Harlan called Selo a "perfect choice" to succeed her, telling the Mercury News, "He is a people-person and tireless advocate for those most in need in our community."

"I'm excited to pick up at this time and lead us forward," said Selo, stating that he looks forward to working with the center's team to "commit ourselves to build on the foundation and the track record that we're known for."

During his tenure at West Valley Community Services, the Mercury News reported that he managed a $2,125,000 remodel of the organization's food pantry, doubling its size allowing clients to shop for their own groceries like a market, and grew the organization in the heart of COVID-19. He also raised the funds to purchase the Park-it Market mobile food pantry. The mobile pantry currently serves more than 1,600 clients at schools and senior housing complexes.

Selo said his accomplishments were due to good relationships "with a broad spectrum of stakeholders."

"One of the areas that I excel in is bringing people together to work towards advancing the mission and the work of the organization ... to help them see the impact of investing in our vision of providing a greater range of access and services to our clients," he said.

Selo is exhilarated to be at the center working with youth, an age group he hasn't worked with since the beginning of his career, he said. At WVCS, he worked mostly with adults and seniors. He's particularly thrilled to work with LGBTQ youth, something he hasn't done before, he told the B.A.R.

He's also excited about continuing the policy work started by Harlan.

"Public policy work is really at the heart of addressing the inequities in our society that make our services necessary at all," said Selo, a self-described idealist. "If we really want to see the world that our vision says that we're trying to build, we have to look at what are the systems, what are the policies that are making our services necessary, especially here in Silicon Valley.

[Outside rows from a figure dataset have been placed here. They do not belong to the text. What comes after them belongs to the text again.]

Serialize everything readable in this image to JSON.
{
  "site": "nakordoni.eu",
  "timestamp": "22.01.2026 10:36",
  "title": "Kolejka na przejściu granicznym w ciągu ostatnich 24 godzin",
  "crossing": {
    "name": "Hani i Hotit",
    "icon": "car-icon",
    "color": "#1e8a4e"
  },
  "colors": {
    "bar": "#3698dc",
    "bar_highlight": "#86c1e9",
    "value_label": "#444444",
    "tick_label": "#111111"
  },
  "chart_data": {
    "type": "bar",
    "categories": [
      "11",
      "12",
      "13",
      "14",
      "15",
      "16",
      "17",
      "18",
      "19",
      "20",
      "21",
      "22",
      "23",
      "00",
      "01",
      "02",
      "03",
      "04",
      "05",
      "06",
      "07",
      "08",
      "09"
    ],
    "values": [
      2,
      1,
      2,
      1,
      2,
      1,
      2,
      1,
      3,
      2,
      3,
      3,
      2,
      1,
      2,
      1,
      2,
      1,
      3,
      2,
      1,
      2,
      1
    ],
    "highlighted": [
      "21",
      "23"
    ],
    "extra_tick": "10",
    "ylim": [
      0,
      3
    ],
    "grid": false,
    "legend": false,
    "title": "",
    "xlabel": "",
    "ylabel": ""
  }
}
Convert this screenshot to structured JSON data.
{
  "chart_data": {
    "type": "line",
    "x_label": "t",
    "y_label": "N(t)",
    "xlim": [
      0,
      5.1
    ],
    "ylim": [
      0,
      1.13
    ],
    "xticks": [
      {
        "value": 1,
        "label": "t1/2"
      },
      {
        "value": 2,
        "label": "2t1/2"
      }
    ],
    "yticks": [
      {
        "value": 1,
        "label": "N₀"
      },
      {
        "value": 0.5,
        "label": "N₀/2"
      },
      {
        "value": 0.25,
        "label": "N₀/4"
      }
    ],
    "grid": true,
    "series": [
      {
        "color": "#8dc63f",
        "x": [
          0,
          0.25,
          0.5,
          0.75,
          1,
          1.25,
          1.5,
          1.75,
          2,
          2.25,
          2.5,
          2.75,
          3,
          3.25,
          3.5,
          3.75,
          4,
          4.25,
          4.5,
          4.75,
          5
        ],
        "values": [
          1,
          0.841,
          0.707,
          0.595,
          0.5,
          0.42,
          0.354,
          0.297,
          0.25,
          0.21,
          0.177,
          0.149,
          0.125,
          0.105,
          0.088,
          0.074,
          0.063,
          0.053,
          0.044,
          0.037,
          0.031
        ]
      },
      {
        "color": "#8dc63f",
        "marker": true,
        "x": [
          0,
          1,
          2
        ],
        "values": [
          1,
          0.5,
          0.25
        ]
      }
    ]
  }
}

"What are the systems in place that are contributing to the homelessness crisis?" he asked.

"There's not an easy answer. There's not an easy solution," Selo said. "But I do believe, I have to believe, that there are enough people committed to addressing the problem at hand. I also firmly believe that there is enough money to address this problem, if not here in Silicon Valley, then nowhere else."

Selo optimistically added, "This is doable. This is possible."